Aboard Flight 93, heroes confront hijackers

United Airlines Flight 93 was the only one of the four planes hijacked by Al-Qaeda on September 11, 2001 to miss its target, believed by investigators to have possibly been the White House.
It came at the cost of the lives of the 40 passengers and crew, some of whom bravely took on the four hijackers before the plane crashed in a field in Pennsylvania.
In this story, published two days after the attacks, AFP correspondent Michel Leclerq reports on what investigators had discovered about the final moments of the doomed flight.
NEW YORK, September 13, 2001 (AFP) - Passengers aboard United Airlines flight 93 fought with the hijackers before their Boeing 757 plummeted to the ground outside Pittsburgh, Pennsylvania, about 400 kilometres short of its target in Washington, US authorities believe.
The final, tragic moments of the (...) passengers and seven crew members were better known Thursday because of telephone conversations with loved ones and airplane contacts with air traffic controllers.
The United flight was one of four hijacked Tuesday in kamikaze missions, two of which crashed into the twin towers at New York's World Trade Center while a third demolished a slice of the Pentagon just outside Washington.
Flight 93 departed Newark, New Jersey (...) bound for San Francisco, California -- a nonstop flight on a large aircraft that was fully fuelled.

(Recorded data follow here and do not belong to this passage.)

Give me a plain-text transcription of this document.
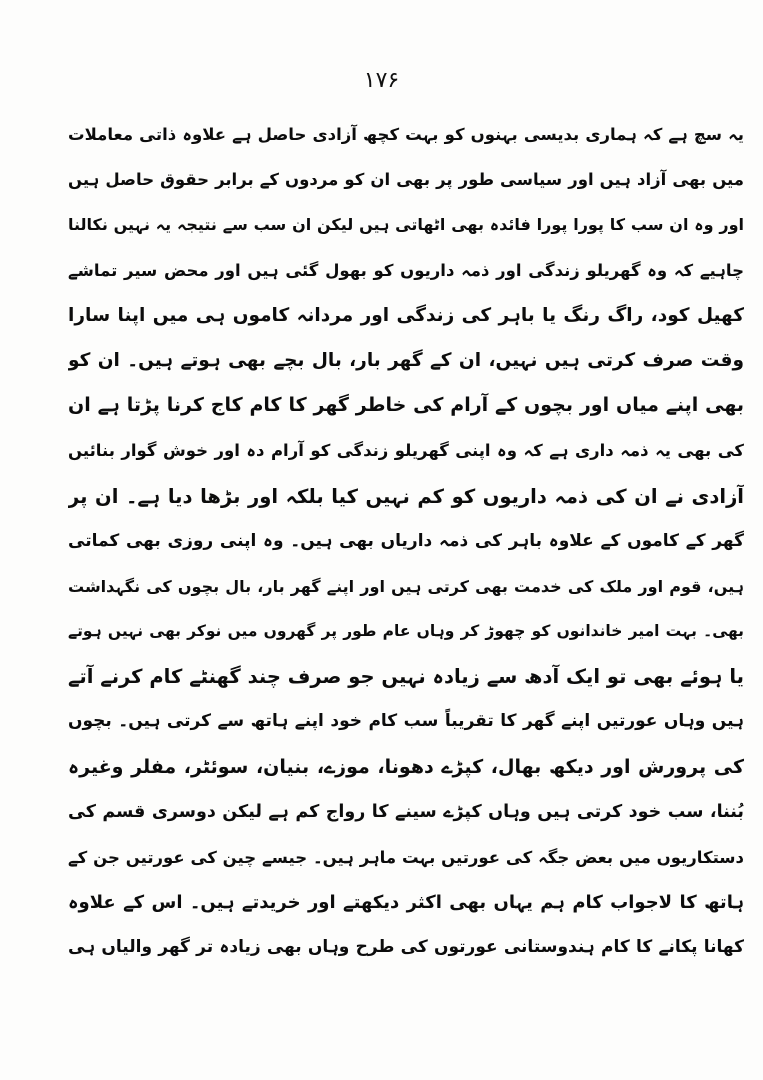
۱۷۶
یہ سچ ہے کہ ہماری بدیسی بہنوں کو بہت کچھ آزادی حاصل ہے علاوہ ذاتی معاملات
میں بھی آزاد ہیں اور سیاسی طور پر بھی ان کو مردوں کے برابر حقوق حاصل ہیں
اور وہ ان سب کا پورا پورا فائدہ بھی اٹھاتی ہیں لیکن ان سب سے نتیجہ یہ نہیں نکالنا
چاہیے کہ وہ گھریلو زندگی اور ذمہ داریوں کو بھول گئی ہیں اور محض سیر تماشے
کھیل کود، راگ رنگ یا باہر کی زندگی اور مردانہ کاموں ہی میں اپنا سارا
وقت صرف کرتی ہیں نہیں، ان کے گھر بار، بال بچے بھی ہوتے ہیں۔ ان کو
بھی اپنے میاں اور بچوں کے آرام کی خاطر گھر کا کام کاج کرنا پڑتا ہے ان
کی بھی یہ ذمہ داری ہے کہ وہ اپنی گھریلو زندگی کو آرام دہ اور خوش گوار بنائیں
آزادی نے ان کی ذمہ داریوں کو کم نہیں کیا بلکہ اور بڑھا دیا ہے۔ ان پر
گھر کے کاموں کے علاوہ باہر کی ذمہ داریاں بھی ہیں۔ وہ اپنی روزی بھی کماتی
ہیں، قوم اور ملک کی خدمت بھی کرتی ہیں اور اپنے گھر بار، بال بچوں کی نگہداشت
بھی۔ بہت امیر خاندانوں کو چھوڑ کر وہاں عام طور پر گھروں میں نوکر بھی نہیں ہوتے
یا ہوئے بھی تو ایک آدھ سے زیادہ نہیں جو صرف چند گھنٹے کام کرنے آتے
ہیں وہاں عورتیں اپنے گھر کا تقریباً سب کام خود اپنے ہاتھ سے کرتی ہیں۔ بچوں
کی پرورش اور دیکھ بھال، کپڑے دھونا، موزے، بنیان، سوئٹر، مفلر وغیرہ
بُننا، سب خود کرتی ہیں وہاں کپڑے سینے کا رواج کم ہے لیکن دوسری قسم کی
دستکاریوں میں بعض جگہ کی عورتیں بہت ماہر ہیں۔ جیسے چین کی عورتیں جن کے
ہاتھ کا لاجواب کام ہم یہاں بھی اکثر دیکھتے اور خریدتے ہیں۔ اس کے علاوہ
کھانا پکانے کا کام ہندوستانی عورتوں کی طرح وہاں بھی زیادہ تر گھر والیاں ہی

Just 90 minutes later air traffic controllers said the plane took a sharp turn and reversed course, toward Washington.
Shouts of "Get out of here" were heard over a microphone that was left open, then silence. And then again, shouting, scuffling and the same injunction, "Get out of here," in halting English.
When the microphone was turned back on, CNN television reported, passengers could not help but be aware of things gone awry. It was clear the pilot was no longer in the cockpit.
- 'Bomb on board' -
"This is the captain speaking," said a voice in broken English, according to reports.
"There is a bomb on board. Stay quiet, we are meeting their demands, we are returning to the airport."
It was then that Jeremy Glick, 31, called his wife, Lyzbeth, his brother-in-law Douglas Hurwitt told The Washington Post, and told her his plane had been hijacked by three knife-wielding Middle Eastern-looking men wearing red headbands and who carried a red box they said contained a bomb.
It was after Lyzbeth told her husband of the crash at the World Trade Center that he and his fellow passengers, huddled in the back of the plane, decided to act.
"They were going to stop whoever it was from doing whatever it was they'd planned," Hurwitt told the daily. "He knew that stopping them was going to end all of their lives. But that was my brother-in-law. He was a take-charge guy."
California executive Thomas Burnett, 38, called his wife, Deena, four times, telling her the hijackers had stabbed and seriously wounded one of the passengers.
He and some others "were going to do something" to stop the terrorists, he told her, before signing off.

Lyzbeth Glick, already on the phone with her husband for 10 minutes, had her father call the Federal Bureau of
Investigation on another line, enabling the authorities to listen in to the last 20 minutes of the call, which ended abruptly with "random noises and screams".
With dips and turns and a final nosedive, at 10:03 am Flight 93 disappeared off radar screens, crashing to the ground three minutes later in a field west of Pittsburgh, leaving a crater three metres deep.
- White House targeted? -
On Wednesday US authorities said the hijackers were likely targeting the White House with the aircraft, but were thwarted by heroes.
"The target was Washington, DC, a major target there," said John Murtha, a US Representative for the district where the plane crashed.
"I've concluded that there was a struggle on board and a heroic individual concluded, 'We're going to die, we might as well take it (the plane) down here'."